In: Economics
A U-shaped long-run
average total cost curve can be explained by firms increasing their
factory size to
(x) avoid coordination problems that occur when the factory is
large.
(y) take advantage of greater specialization.
(z) avoid fixed costs.
A. (x), (y) and (z)
B. (x) and (y) only
C. (x) and (z) only
D. (y) and (z) only
E. (y) only
A business firm
produces and sells specialty cakes.

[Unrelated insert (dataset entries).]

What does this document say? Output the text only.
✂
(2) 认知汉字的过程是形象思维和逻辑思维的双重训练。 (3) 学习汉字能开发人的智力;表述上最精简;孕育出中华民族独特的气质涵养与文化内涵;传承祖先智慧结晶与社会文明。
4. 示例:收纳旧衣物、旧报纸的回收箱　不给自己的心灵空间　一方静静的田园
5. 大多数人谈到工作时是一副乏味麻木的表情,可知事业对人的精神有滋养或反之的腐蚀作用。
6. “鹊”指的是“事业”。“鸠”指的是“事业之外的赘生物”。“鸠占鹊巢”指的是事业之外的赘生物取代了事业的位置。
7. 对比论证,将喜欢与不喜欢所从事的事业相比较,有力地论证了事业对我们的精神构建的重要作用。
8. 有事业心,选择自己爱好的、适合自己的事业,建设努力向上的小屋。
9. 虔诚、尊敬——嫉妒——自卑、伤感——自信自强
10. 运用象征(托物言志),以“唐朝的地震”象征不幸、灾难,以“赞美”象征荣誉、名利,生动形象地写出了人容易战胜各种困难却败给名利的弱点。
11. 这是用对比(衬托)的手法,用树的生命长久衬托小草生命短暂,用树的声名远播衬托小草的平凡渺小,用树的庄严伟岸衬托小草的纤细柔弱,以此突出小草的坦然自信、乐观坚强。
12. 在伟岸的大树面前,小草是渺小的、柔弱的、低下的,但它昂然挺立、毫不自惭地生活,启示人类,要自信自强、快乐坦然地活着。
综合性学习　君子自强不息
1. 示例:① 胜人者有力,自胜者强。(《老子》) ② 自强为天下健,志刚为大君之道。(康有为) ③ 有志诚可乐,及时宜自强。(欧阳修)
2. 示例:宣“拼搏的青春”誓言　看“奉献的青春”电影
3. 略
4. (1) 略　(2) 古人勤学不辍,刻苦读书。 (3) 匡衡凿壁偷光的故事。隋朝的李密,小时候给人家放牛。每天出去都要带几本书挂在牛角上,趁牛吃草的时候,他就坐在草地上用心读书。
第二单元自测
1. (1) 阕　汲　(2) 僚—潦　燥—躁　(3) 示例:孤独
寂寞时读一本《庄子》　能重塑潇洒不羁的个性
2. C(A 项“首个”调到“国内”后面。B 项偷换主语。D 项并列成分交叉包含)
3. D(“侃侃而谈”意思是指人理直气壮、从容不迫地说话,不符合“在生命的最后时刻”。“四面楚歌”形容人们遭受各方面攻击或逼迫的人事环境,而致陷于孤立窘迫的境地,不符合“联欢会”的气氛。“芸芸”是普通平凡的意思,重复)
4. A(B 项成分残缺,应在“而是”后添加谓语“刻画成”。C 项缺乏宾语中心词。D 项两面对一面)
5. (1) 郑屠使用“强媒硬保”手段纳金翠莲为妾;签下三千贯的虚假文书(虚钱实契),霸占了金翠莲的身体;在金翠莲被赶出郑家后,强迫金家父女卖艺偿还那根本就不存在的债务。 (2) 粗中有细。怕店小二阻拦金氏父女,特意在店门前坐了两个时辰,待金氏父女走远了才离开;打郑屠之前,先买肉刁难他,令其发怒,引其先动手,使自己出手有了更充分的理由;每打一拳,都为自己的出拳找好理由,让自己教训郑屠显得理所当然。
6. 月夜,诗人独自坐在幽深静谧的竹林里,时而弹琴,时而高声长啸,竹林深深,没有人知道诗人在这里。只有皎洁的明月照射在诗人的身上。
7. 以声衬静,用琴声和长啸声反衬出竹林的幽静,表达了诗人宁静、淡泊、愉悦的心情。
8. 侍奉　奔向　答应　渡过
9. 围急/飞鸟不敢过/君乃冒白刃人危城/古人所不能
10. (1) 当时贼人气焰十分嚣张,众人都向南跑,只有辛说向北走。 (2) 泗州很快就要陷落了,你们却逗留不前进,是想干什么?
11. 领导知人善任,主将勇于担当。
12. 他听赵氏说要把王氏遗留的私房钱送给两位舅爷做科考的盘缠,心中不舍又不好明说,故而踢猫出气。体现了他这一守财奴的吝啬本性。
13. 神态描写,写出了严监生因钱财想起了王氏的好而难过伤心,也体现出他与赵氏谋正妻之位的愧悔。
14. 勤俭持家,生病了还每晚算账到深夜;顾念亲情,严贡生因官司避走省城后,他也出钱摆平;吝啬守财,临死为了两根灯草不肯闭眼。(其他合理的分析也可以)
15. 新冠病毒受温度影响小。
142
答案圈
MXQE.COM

Last year, the firm produced
12,000 cakes and sold each cake for $20. In producing the 12,000
cakes, it incurred variable costs of $150,000 and a total cost of
$183,000. Which of the following statements is (are) correct?
(x) The firm’s economic profit for the year was more than $51,250
but less than $54,375.
(y) Fixed costs amounted to $33,000 and average fixed costs are
$2.75 per unit for 12,000 cakes.
(z) In producing the 12,000 specialty cakes, the firm’s average
variable cost was more than $12.25 per cake and its average total
cost was less than $15.75 per cake.
A. (x), (y) and (z) B. (x) and (y) only
C. (x) and (z) only D. (y) and (z) only E. (y) only
Which of the following
statements is (are) correct?
(x) If marginal cost is $10 and rising, average variable cost could
be either greater than or less than $10.
(y) If you know the average variable cost of 75 units then you have
sufficient information to calculate the marginal cost of the 75th
unit.
(z) If you know the average fixed cost of 600 units then you have
sufficient information to calculate the average fixed cost of 400
units.
A. (x), (y) and (z) B. (x) and (y) only
C. (x) and (z) only D. (y) and (z) only
E. (x) only
Answer-1 The correct option is B.) (x) and (y) only
Long-run average total cost curves are often U-shaped because of
increasing specialization of workers
at low levels of production and increasing coordination problems at
high levels of production.
Answer-2 The correct option is E.) (y) only
Total Revenue= Price * Quantity
= 20 * 12000
= $2,40,000
Variable costs = $150,000
Total cost = $183,000.
Economic Profit= Total Revenue- Total Cost
= 240000- 183000
= 57,000
Fixed cost = Total cost - Variable cost
= 183,000- 150,000
=33,000
Average fixed cost = Fixed cost/Quantity
= 33,000/12,000
= 2.75
Average variable cost = Variable cost/Quantity
= 150,000/12,000
= 12.5
Average total cost = Total cost/Quantity
= 183,000/12,000
= 15.25
Answer-3 The correct option is C. )(x) and (z) only
(y) is not correct because by information of average variable cost of 75 units we cannot calculate the marginal cost of the 75th unit. We need to have information of average variable cost of 74 units.